When it comes to family company tax saving, what are the best approaches? You may have started a company a few years ago and you’ve been told it is a good idea to give some shares in it to your young children. How should you go about it?
When your children are under 16
If you transfer shares in your company to your children, who are under 18 (or 16 and unmarried), anti avoidance rules known as the “settlements legislation” apply to any dividends paid on them. The effect of the legislation is to treat the dividends as your income for tax purposes. This means there’s no immediate family company tax saving to the arrangement, but there can be in the longer term.

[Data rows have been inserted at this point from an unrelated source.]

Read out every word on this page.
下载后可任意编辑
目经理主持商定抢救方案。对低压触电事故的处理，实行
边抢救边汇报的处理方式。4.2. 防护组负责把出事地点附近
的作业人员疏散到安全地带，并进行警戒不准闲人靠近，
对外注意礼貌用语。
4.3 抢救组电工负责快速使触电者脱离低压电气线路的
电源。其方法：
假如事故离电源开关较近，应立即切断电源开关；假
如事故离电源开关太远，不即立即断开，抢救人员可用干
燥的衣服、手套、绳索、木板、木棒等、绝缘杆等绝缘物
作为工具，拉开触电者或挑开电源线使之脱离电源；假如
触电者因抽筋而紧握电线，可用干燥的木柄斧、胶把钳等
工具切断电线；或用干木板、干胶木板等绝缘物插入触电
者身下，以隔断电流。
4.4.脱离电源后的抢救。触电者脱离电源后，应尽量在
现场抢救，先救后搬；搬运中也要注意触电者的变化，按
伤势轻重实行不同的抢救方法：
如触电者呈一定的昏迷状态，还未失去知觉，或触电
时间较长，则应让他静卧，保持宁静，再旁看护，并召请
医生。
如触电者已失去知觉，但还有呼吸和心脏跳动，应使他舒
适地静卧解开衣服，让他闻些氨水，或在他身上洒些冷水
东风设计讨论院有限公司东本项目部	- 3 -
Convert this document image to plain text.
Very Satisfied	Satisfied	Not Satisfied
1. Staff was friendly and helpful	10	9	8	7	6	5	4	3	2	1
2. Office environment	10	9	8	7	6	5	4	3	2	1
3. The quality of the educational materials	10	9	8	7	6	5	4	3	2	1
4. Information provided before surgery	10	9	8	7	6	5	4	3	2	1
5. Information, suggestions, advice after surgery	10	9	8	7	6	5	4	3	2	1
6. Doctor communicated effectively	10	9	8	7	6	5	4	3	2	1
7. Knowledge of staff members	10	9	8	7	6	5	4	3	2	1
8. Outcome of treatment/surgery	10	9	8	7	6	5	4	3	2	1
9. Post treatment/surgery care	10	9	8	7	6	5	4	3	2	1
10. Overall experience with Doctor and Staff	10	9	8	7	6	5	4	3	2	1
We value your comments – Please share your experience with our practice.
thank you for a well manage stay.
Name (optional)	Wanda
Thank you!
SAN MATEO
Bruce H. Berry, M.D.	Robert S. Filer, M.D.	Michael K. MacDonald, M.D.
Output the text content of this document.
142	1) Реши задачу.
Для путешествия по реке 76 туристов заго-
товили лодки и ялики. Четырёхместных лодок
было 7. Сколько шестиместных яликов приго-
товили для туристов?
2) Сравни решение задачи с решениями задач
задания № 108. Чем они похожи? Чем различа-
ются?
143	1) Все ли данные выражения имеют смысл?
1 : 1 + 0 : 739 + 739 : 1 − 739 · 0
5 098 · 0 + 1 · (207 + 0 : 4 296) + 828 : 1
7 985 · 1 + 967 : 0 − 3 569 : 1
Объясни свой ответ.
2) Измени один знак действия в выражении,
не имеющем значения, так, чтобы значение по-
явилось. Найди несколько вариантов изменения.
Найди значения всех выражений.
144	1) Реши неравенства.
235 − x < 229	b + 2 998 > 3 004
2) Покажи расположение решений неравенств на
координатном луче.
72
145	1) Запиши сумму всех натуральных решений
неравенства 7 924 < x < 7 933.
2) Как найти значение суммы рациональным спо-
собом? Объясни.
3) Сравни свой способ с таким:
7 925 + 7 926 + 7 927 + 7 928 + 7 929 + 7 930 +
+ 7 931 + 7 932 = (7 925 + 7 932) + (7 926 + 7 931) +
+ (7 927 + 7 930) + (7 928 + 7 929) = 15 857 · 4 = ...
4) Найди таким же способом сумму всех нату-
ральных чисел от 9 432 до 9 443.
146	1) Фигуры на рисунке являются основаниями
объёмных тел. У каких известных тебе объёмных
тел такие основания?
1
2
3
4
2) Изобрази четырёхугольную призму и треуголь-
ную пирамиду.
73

When your children are over 16
When you children reach 18 (or 16 and married) the settlements legislation ceases to apply. This means dividends on your children’s shares will no longer be taxable on you. Instead they are officially part of your children’s taxable income. Therefore, instead of having to dip into your savings to bail out your youngsters while they are at university you can pay them a tax efficient dividend instead.
The tax saving is achieved if you would pay higher tax rates on dividends compared to those your children will. Unless they have significant income they’ll have a dividend nil rate band (assuming it still exists by then) and basic rate band available to minimise the tax on the dividends.
Bearing in mind that you’ll pay tax on your children’s dividends until they reach 18 (or 16 and married) you have two options. You accept the tax bill (which wouldn’t be any greater than had you kept the shares and received the dividends in your name) or create one or more separate classes of shares. The latter will allow you to defer paying dividends until your children become liable for the tax on them.
Where you give your children some of your shares or create a new class of shares and allot them to your children, HMRC will treat the transaction as if you had sold part of your company. This might result in a capital gains tax bill.
However, giving shares to your children while your company is relatively young and hasn’t building up profits means the value of any shares will be relatively low and the CGT liability is kept to a minimum. Where you create a new class of shares with no voting rights and perhaps with a fixed rate of return. The advantage of this is they generally have a value around par, which avoids valuation arguments with HMRC and makes the CGT predictable.